11/05/2020 - 14:49
Trata-se de um grande paradoxo do confinamento em massa: contém a propagação do novo coronavírus, mas pode indiretamente ajudar outro vírus: o HIV.
A prioridade absoluta dada ao COVID-19 teve o efeito colateral de enfraquecer a estrutura de prevenção na qual se sustenta o combate à Aids.
Travis Sánchez, epidemiologista da Universidade Emory, fez entrevistas on-line com 1.000 homens homossexuais no início de abril, e metade deles relatou uma diminuição no número de parceiros sexuais e no uso de aplicativos de relacionamento.
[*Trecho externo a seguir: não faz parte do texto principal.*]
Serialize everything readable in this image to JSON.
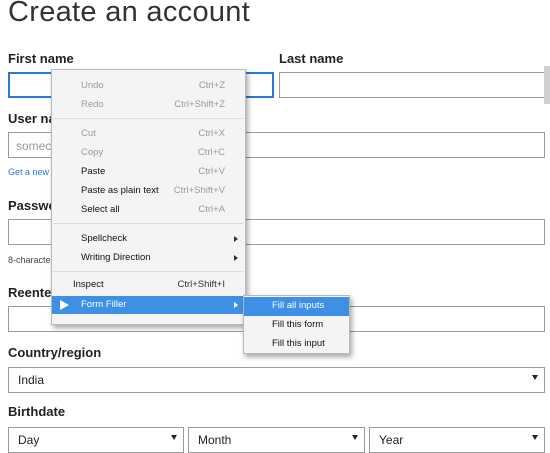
{
  "page": {
    "title": "Create an account",
    "first_name_label": "First name",
    "last_name_label": "Last name",
    "username_label": "User na",
    "username_placeholder": "somec",
    "get_new_link": "Get a new",
    "password_label": "Passwo",
    "password_hint": "8-characte",
    "reenter_label": "Reenter",
    "country_label": "Country/region",
    "country_value": "India",
    "birthdate_label": "Birthdate",
    "day_value": "Day",
    "month_value": "Month",
    "year_value": "Year"
  },
  "context_menu": {
    "items": [
      {
        "label": "Undo",
        "shortcut": "Ctrl+Z",
        "enabled": false
      },
      {
        "label": "Redo",
        "shortcut": "Ctrl+Shift+Z",
        "enabled": false
      },
      {
        "label": "Cut",
        "shortcut": "Ctrl+X",
        "enabled": false
      },
      {
        "label": "Copy",
        "shortcut": "Ctrl+C",
        "enabled": false
      },
      {
        "label": "Paste",
        "shortcut": "Ctrl+V",
        "enabled": true
      },
      {
        "label": "Paste as plain text",
        "shortcut": "Ctrl+Shift+V",
        "enabled": true
      },
      {
        "label": "Select all",
        "shortcut": "Ctrl+A",
        "enabled": true
      },
      {
        "label": "Spellcheck",
        "shortcut": "",
        "enabled": true
      },
      {
        "label": "Writing Direction",
        "shortcut": "",
        "enabled": true
      },
      {
        "label": "Inspect",
        "shortcut": "Ctrl+Shift+I",
        "enabled": true
      },
      {
        "label": "Form Filler",
        "shortcut": "",
        "enabled": true
      }
    ],
    "form_filler_icon": "form-filler-icon",
    "highlight_color": "#3e90e4"
  },
  "submenu": {
    "items": [
      {
        "label": "Fill all inputs"
      },
      {
        "label": "Fill this form"
      },
      {
        "label": "Fill this input"
      }
    ]
  },
  "colors": {
    "focus_border": "#2a79d8",
    "link": "#2672ec"
  }
}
Entretanto, Sánchez aponta para outras informações perturbadoras: um quarto disse ter tido problemas para realizar testes de detecção devido ao fechamento de milhares de locais onde eles são feitos. Aqueles que continuam a ter encontros sexuais, portanto, desconhecem seu estado, uma potencial bomba-relógio.
“É muito provável que comportamentos de risco sejam retomados antes que os serviços de prevenção sejam totalmente reabertos”, alerta o pesquisador. “Essa combinação pode levar a mais infecções por HIV”.
O impacto da pandemia de coronavírus sobre o HIV não será conhecido até o ano que vem, quando os Centros de Controle e Prevenção de Doenças (CDC) divulgarem os números de contágio de 2020.
Vários especialistas e profissionais de saúde pública temem um relaxamento, um ano depois que os Estados Unidos estabeleceram a meta de reduzir o número de novas infecções em 75% até 2025.
Em Washington, cidade muito atingida pelo HIV, a clínica Whitman Walker teve que parar de receber pessoas para serem testadas para esse vírus e outras doenças sexualmente transmissíveis (DST): sífilis, gonorréia, clamídia.
Antes disso, cerca de 50 pessoas por dia faziam o teste, incluindo muitos homossessuais que tinham a rotina de fazer isso a cada três meses.
“Todas essas pessoas não estão mais sendo examinadas”, diz Amanda Cary, uma enfermeira especialista que continua a cuidar de pacientes sintomáticos, apenas com hora marcada. “Tenho certeza de que haverá um aumento nas doenças sexualmente transmissíveis”.
O CDC disse à AFP que espera uma queda a curto prazo nos diagnósticos de DST, mas “um aumento a longo prazo depois que as restrições forem removidas e mais testes forem realizados”.
No que diz respeito ao HIV, o fechamento dos locais de detecção “poderia causar mais infecções” a longo prazo.
– Tudo pode mudar –
Em San Francisco, o pesquisador médico Matthew Spinelli está preocupado com os sem-teto e com aqueles que não têm mais crédito telefônico ou de Internet para teleconsultas.
“As pessoas têm medo de ir ao hospital agora, isso me preocupa”, diz o médico, que trabalha no grande hospital público local. Sua unidade também monitora 3.000 pessoas com HIV.
Ele teme que, no caos da pandemia, alguns possam não mais ir à farmácia ou não fazer mais o tratamento retroviral todos os dias, o que aumentaria suas cargas virais e as tornaria contagiosas. “Receio que a saúde psicológica (dessas pessoas) se deteriore na situação atual ou que seu vício em drogas piore”.
Nos Estados Unidos, o tratamento preventivo PrEP é aplicado, o que permite que quase 100% evitem a contaminação, mas, segundo Spinelli, alguns deixaram de tomá-lo durante o confinamento.
Eles retomarão mais tarde? “Antecipo que, em última análise, a epidemia do HIV irá piorar”, prevê.
No entanto, forçando os profissionais a improvisar soluções, a pandemia também mudará, neste caso por boas práticas de prevenção.
A telemedicina se espalhará. Os locais de fornecimento de seringas já entregam mais seringas de cada vez ou até as enviam por correio.
O teste de HIV em casa, que existe há anos, mas tem sido subutilizado, será mais usado, diz Stephen Lee, diretor da Nastad, uma associação de autoridades de saúde pública especializada em HIV.
O CDC os está promovendo e a Flórida e o Tennessee começam a flexibilizar sua aplicação, disse à AFP. “A pandemia nos mostrou que podemos e devemos fazer isso”.